1_Randomized BSTs

Randomized BSTs

To analyze the average-case performance costs for binary search trees, we made the assumption that the items are inserted in random order. It is also possible to introduce randomness into the algorithm so that the property holds without any assumptions about the order in which the items are inserted.

The idea is simple : When we insert a new node into a tree of N nodes the new node should appear at the root with probability $\frac{1}{(N+1)}$ , so we randomized decision to use root insertion with that probability. Otherwise, we recursively use the method to insert the new record into the left subtree if the record’s key is less than the new record’s key is greater.

Viewed non recursively, doing randomized insertion is equivalent to performing a standard search for the key making a randomized decision at every step whether to continue the search or to terminate it and do root insertion. Thus, the new node could be inserted anywhere on its search path.

Property 13.1 Building a randomized BST is equivalent to building a standard BST from a random initial permutation of the keys. We use about $2N\ln N$ comparisons to construct a randomized BST with $N$ items (no matter in what order the items are presented for insertion), and about $2\lg N$ comparisons for searches in such a tree.

Randomized BST Insertion

private:
	void insertR(link& h,Item x)
    {
        if(h==0) { h = new node(x); return;}
        if(rand()<RAND_MAX/(h->N+1))
        	{ insertT(h,x); return;}
        if(x.key() < h->item.key())
            insertR(h->l,x);
        else insertR(h->r,x);
        h->N++;
    }
public:
	void insert(Item x)
    { insertR(head,x);}

Property 13.2 The probability that the construction cost of a randomized BST is more than a factor of a times the average is leass that $e^{-a}$

Randomized BST combination

private:
	link joinR(link a, link b)
    {
        if (a==0) return b;
        if (b==0) return a;
        insertR(b,a->item);
        b->l = joinR(a->l,b->l);
        b->r = joinR(a->r,b->r);
        delete a[;;] fixN(b); return b;
    }
public:
	void join(ST<Item, Key>& b)
    {
        int N = head->N;
        if(rand()/(RAND_MAX/(N+b.head->N)+1)<N)
            head = joinR(head, b.head);
        else head = joinR(b.head, head);
    }

Deletion in a randomized BST

link joinLR(link a, link b)
{
    if(a == 0) return b;
    if(b == 0) return a;
    if(rand()/(RAND_MAX/(a->N+b->N)+1) < a->N)
    	{ a->r = joinLR(a->r,b); return a;}
    else {b->l = joinLR(a,b->l); return b;}
}

Flaws that might be present in the randomized BSTs is that the inbuilt pseudo-number generator present in the system might actually spend a more of its time in generating the more random number that is not required here for the application of insertion.
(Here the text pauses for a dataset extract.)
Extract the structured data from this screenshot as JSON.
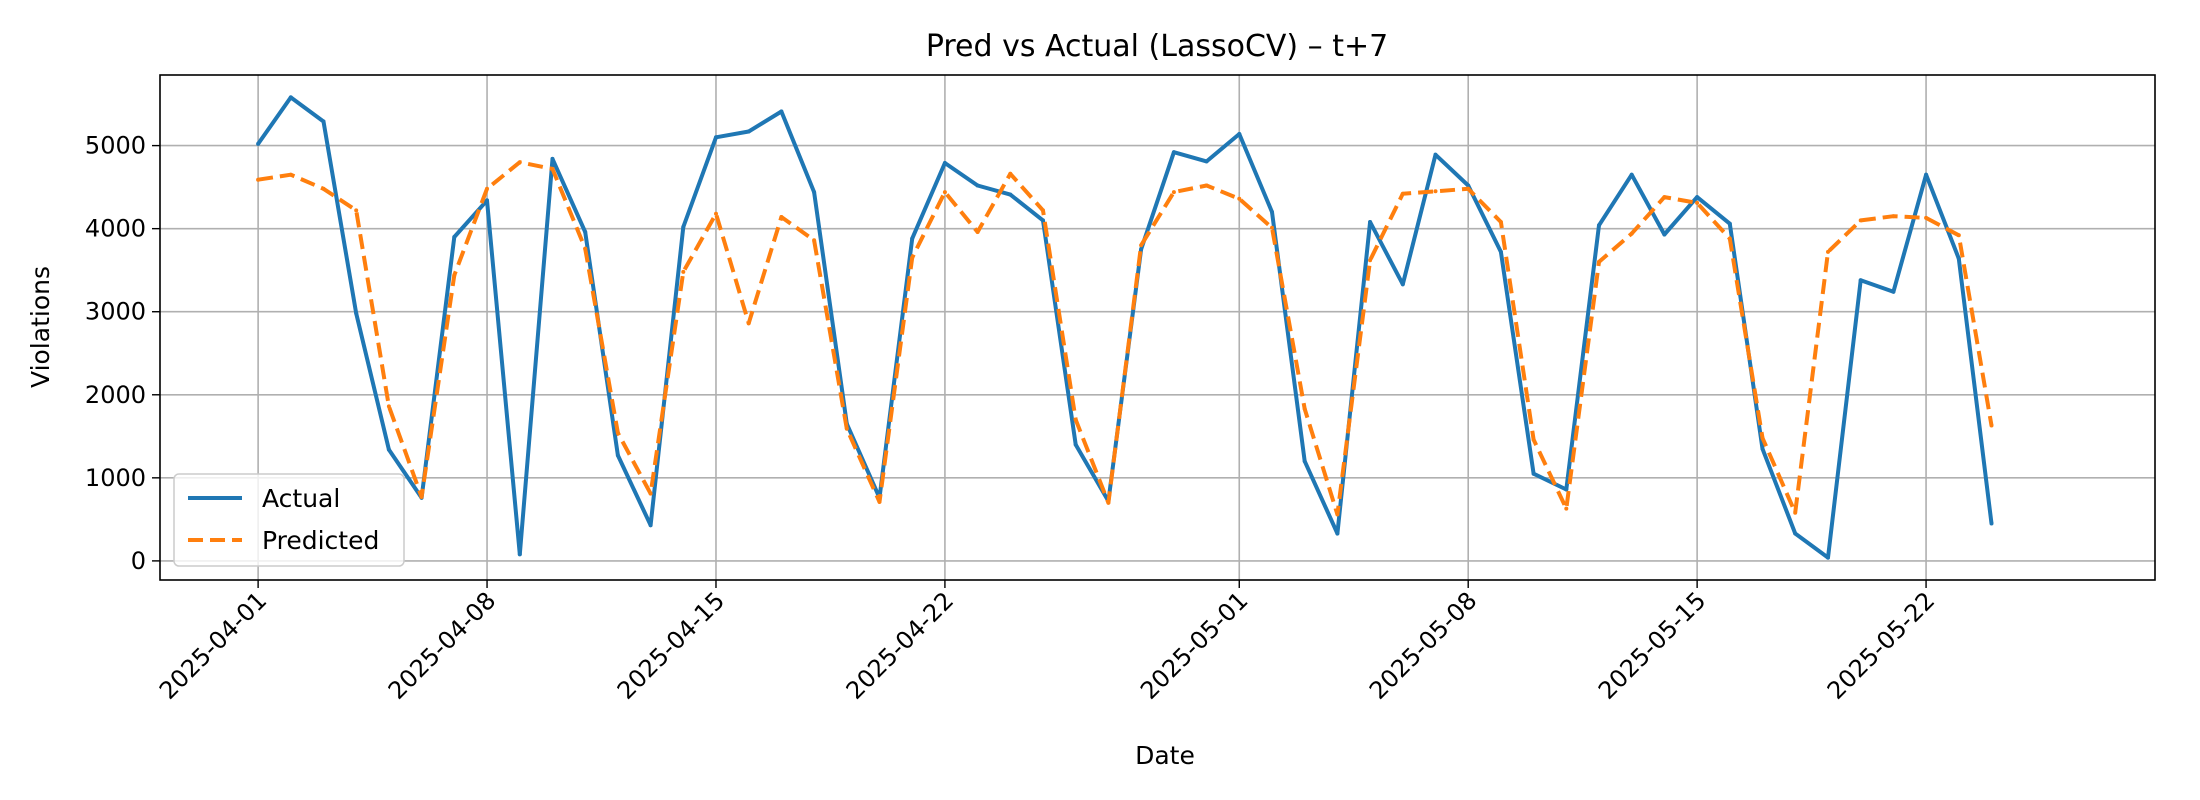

second potential drawback of randomized BSTs is that they need to have a field in each node for the number of nodes in that node’s subtree. Space might be at premium in some application so it might become liability.

Property 13.3 Making a tree with an arbitrary sequence of randomized insert, remove, and join operations is equivalent to building a standard BST form a random permutation of the keys in the trees.